日向は敬礼する事も無く、ごく自然な足取りでその背中に歩み寄った。一定の距離を取って立ち止まる。
「帰還した。旗艦日向その他5隻、負傷艦なし」
「了解」
提督の声はそっけなく、事務的だ。
「あちらの艦隊も大きな問題なく、無事演習終了だ」
「ご苦労だったな」
お互いに感情の無いやり取り。日向はそれを気にする様子も無く、自らの肩を押さえて首を鳴らした。
「疲れた」
その声は少し怒気を含んでいるようにも感じられたが、それにも提督は反応しない。日向は露骨に提督から視線を外して、不機嫌そうに頬を膨らませた。自分に向けられた背中へずかずかと歩み寄り、そこに自分の背中をくっつけて寄りかかる。密着した背中に押され、提督の体が僅かに傾く。
「ぐ…。おい、日向」
提督の体が重さに耐えかねてぐらりと揺れる。
「君のせいだからな」
日向は胸の前で腕を組み、軽く体重を預ける。
提督は肩越しに一瞬だけ日向へ振り返って、すぐさま窓に向き直った。
「悪かったよ」
いまいち誠意の感じられない提督の言葉に、日向は首を後ろにそらして、コツンと後頭部をぶつけた。
「君が寝坊したせいで、私が余計な訓練にまで付き合う羽目になってしまったんだ」
日向は不機嫌そうに唇を尖らせて、提督にもたれかかる。
窓から演習をずっと監視していた提督は、それで合点がいった。どうやら演習の終了時間が遅れたのを問い質す必要はなさそうであった。
自分の責任とは感じながらも、提督は一息つきながら窓から見ていた演習の様子を報告した。
「お前は楽しそうだった」
「そういう問題じゃない…」
日向がぐっと背中に体重をかけると、提督の体がますます傾く。 提督は正面の窓に手をついて、腕の力で日向を押し返した。
どうやら提督が思っていたより日向は気が立っているようだった。提督の一方的な責任ではあるものの、こちらにも事情ってものがあった。

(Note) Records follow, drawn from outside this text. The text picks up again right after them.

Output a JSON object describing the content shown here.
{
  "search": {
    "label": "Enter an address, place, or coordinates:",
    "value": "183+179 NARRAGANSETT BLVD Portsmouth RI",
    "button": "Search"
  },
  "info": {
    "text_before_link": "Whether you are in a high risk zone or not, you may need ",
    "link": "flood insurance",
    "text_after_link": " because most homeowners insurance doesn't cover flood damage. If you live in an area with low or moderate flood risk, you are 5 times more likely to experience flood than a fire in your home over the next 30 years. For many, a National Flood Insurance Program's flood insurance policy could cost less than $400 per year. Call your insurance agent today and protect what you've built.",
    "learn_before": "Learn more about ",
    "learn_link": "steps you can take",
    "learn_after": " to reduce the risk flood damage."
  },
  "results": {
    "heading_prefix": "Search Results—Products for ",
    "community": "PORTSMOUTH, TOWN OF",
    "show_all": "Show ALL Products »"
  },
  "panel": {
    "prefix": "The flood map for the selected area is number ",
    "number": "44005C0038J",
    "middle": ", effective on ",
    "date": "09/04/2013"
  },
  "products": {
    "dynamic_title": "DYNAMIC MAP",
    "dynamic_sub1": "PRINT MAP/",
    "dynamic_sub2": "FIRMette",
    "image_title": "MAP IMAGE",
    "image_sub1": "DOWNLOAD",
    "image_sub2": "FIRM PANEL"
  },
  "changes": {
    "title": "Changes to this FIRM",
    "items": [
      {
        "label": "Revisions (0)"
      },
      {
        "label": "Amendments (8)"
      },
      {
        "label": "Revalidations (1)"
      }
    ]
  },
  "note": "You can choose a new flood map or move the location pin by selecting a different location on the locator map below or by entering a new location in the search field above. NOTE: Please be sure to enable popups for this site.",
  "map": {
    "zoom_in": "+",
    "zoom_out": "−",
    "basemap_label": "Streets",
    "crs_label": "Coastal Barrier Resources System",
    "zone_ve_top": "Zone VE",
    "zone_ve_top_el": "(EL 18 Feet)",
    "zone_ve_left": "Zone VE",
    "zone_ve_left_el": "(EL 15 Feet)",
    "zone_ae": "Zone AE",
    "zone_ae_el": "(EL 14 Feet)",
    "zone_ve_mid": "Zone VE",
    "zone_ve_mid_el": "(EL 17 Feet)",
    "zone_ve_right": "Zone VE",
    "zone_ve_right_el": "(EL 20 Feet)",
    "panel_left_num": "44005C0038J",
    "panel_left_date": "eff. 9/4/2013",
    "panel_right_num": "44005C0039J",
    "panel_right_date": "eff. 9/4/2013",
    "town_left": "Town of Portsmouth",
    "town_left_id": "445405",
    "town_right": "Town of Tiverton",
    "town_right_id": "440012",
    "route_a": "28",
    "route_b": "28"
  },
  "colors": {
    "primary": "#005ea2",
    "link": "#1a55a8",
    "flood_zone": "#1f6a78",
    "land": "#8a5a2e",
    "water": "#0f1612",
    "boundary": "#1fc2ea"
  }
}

「今朝の事なら、お前が私を起こしに来てくれれば万事解決だったんだ」
その言葉に日向は露骨に眉をひそめた。
「気を使ってやったんだ、初雪の方は非番だというからな…」
「げ…」
日向の言葉の意味に冷や汗があふれる。かかる体重が一気に重くなった気がした。
「別に、咎めるつもりもないし、私は気にしていない」
口では気にしていないと言う日向だが、その声の厳しさが先ほどとは色合いの違うものに変わったのは誰が聞いても明らかだった。
提督はますます気まずくなって、人差し指で自分の頬をひっかいた。
「あれは、不可抗力だったんだ」
なんとも意味を成さない反論。そのあからさまな動揺に日向は大きくため息をついた。
「気にしてないと言ってるだろう。だが、あんまりハメを外しすぎるなよ」
「肝に銘じておく…」
「うん」
日向は軽く頷くと、勢いをつけて提督の背中から体を起こした。急に背中が軽くなって、提督はあわてて後ろによろけそうになる。その様を見て日向は呆れたように笑った。
「汗を流したら、すぐに仕事にかかろう」
「ああ、おつかれさん」
日向の笑みはいつもと変わらぬ「それ」であり、提督は彼女の機嫌が直ったと思いほっと胸を撫で下ろした。
それが『秘書艦』として準備された笑顔であること、そして彼女の内に提督と艦娘の在り方に対する葛藤がある事など提督には知りようも無かった。